|
Lübeck im Juni 2006
Finger weg von der
Grundstücksgesellschaft Trave!
Es ist
zu begrüßen, wenn sich eine Stadt ihrer Schuldenproblematik stellt. Eine
Entscheidung für einen Verkauf der Trave wäre jedoch falsch und
kurzsichtig.
Lübeck
würde damit ein Instrument der Stadtentwicklung leichtfertig aus der
Hand geben. Durch den Verkauf des Tafelsilbers lassen sich Haushalte
nicht langfristig sanieren. Die Einnahmen aus einem Verkauf der Trave
könnten mittelfristig durch deutlich höhere Wohngeldzahlungen und enorme
Steigerungen bei den Unterkunftskosten im Bereich von Hartz IV
aufgezehrt werden.
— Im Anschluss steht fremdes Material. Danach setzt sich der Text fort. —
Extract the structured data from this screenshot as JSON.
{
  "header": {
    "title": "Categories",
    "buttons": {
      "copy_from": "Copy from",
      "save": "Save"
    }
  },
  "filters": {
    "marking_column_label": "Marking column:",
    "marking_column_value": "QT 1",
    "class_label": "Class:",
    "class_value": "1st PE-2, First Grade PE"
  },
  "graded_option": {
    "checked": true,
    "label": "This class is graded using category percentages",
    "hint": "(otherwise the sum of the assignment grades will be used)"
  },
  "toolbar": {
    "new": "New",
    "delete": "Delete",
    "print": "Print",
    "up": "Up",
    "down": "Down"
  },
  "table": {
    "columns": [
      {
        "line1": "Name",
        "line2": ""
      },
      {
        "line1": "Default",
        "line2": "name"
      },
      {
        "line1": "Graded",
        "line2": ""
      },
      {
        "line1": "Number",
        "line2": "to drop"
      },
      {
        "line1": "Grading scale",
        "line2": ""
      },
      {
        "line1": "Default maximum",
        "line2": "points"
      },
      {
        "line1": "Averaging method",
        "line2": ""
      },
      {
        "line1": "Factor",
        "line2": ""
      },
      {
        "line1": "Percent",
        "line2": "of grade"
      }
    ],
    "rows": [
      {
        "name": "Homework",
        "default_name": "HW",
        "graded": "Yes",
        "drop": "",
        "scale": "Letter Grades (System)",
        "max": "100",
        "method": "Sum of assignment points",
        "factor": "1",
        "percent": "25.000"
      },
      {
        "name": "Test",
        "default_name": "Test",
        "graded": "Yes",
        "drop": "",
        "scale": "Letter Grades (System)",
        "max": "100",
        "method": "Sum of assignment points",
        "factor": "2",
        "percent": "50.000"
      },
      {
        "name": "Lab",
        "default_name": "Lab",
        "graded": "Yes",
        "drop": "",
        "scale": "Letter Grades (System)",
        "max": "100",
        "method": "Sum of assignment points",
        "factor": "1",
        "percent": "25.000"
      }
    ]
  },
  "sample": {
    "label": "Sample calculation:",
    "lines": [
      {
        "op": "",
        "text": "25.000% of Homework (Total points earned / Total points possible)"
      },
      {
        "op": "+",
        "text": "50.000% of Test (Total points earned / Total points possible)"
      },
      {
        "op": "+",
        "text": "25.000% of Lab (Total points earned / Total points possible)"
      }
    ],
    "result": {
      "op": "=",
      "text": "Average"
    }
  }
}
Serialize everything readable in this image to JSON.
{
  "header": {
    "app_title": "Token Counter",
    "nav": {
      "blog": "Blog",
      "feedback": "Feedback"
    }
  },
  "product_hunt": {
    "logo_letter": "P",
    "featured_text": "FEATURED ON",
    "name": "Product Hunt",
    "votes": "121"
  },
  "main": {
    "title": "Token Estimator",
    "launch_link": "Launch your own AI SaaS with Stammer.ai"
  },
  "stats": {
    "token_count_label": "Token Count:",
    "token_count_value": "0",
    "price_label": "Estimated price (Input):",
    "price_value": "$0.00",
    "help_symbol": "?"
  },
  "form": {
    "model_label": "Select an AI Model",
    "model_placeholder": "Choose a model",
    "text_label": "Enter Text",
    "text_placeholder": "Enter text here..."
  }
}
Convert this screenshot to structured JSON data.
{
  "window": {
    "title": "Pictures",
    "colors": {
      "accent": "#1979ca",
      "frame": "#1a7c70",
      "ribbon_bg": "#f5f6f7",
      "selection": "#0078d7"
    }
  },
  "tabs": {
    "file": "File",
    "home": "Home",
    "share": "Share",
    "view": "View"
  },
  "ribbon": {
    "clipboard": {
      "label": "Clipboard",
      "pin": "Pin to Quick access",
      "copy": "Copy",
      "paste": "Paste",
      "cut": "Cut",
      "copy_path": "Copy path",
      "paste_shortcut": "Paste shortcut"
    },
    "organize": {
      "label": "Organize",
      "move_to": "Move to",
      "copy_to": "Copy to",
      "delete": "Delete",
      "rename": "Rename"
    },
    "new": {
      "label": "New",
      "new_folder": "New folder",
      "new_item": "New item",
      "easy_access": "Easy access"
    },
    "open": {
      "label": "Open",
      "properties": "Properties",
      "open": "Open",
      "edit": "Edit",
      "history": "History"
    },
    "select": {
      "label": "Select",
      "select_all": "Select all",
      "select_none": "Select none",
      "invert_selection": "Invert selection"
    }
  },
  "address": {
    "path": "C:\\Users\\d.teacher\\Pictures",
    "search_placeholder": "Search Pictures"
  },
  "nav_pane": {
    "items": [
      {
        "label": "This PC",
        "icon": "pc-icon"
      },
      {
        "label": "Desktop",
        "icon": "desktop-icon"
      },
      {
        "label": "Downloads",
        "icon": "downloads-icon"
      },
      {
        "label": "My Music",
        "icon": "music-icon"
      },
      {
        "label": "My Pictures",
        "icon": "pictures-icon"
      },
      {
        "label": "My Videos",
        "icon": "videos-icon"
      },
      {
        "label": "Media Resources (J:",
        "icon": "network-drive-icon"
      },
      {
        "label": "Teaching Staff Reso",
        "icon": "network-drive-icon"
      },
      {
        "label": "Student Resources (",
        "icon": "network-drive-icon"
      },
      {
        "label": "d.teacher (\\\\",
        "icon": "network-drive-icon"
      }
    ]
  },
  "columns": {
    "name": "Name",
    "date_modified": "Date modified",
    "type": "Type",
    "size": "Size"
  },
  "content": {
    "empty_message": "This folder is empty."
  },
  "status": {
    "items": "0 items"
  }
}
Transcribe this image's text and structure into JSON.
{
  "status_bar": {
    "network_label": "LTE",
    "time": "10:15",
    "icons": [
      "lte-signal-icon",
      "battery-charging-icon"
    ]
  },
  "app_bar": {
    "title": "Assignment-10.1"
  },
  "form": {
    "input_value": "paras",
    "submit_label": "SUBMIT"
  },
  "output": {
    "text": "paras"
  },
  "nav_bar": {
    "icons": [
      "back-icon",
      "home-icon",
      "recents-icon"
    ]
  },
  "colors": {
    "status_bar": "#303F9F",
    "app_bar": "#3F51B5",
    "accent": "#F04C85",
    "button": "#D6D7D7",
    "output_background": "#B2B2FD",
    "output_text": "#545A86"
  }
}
Investoren agieren renditeorientiert. Um hohe
Renditeerwartungen erfüllen zu können, wird es zwangsläufig dramatische
Veränderungen geben müssen.
Es wird
mit drastischen Mieterhöhungen zu rechnen sein, mit der Umwandlung von
Mietwohnungen in Wohnungseigentum und anschließenden Verkäufen. Vorab
werden möglicherweise umfassende und teure Modernisierungen zur
Vorbereitung von Verkäufen und zur Verdrängung von Mietern vollzogen
oder aber Investitionsstopps verhängt, dass heißt keine Sanierung oder
Modernisierung in Wohnungsbeständen, die nicht als „leicht verwertbar“
eingestuft werden. Mit dem Einzug einer „betriebswirtschaftlichen
Optimierung“ einher gehen wird die Entlassung von Mitarbeitern und die
Neuorganisation der Auftragsvergabe weg von den örtlichen Anbietern hin
zu überregional oder global agierenden Unternehmungen. Je höher der
Kaufpreis ausfällt, je höher wird das Risiko und der Verwertungsdruck
sein. Mieter und Mitarbeiter der Trave werden die Zeche zahlen müssen.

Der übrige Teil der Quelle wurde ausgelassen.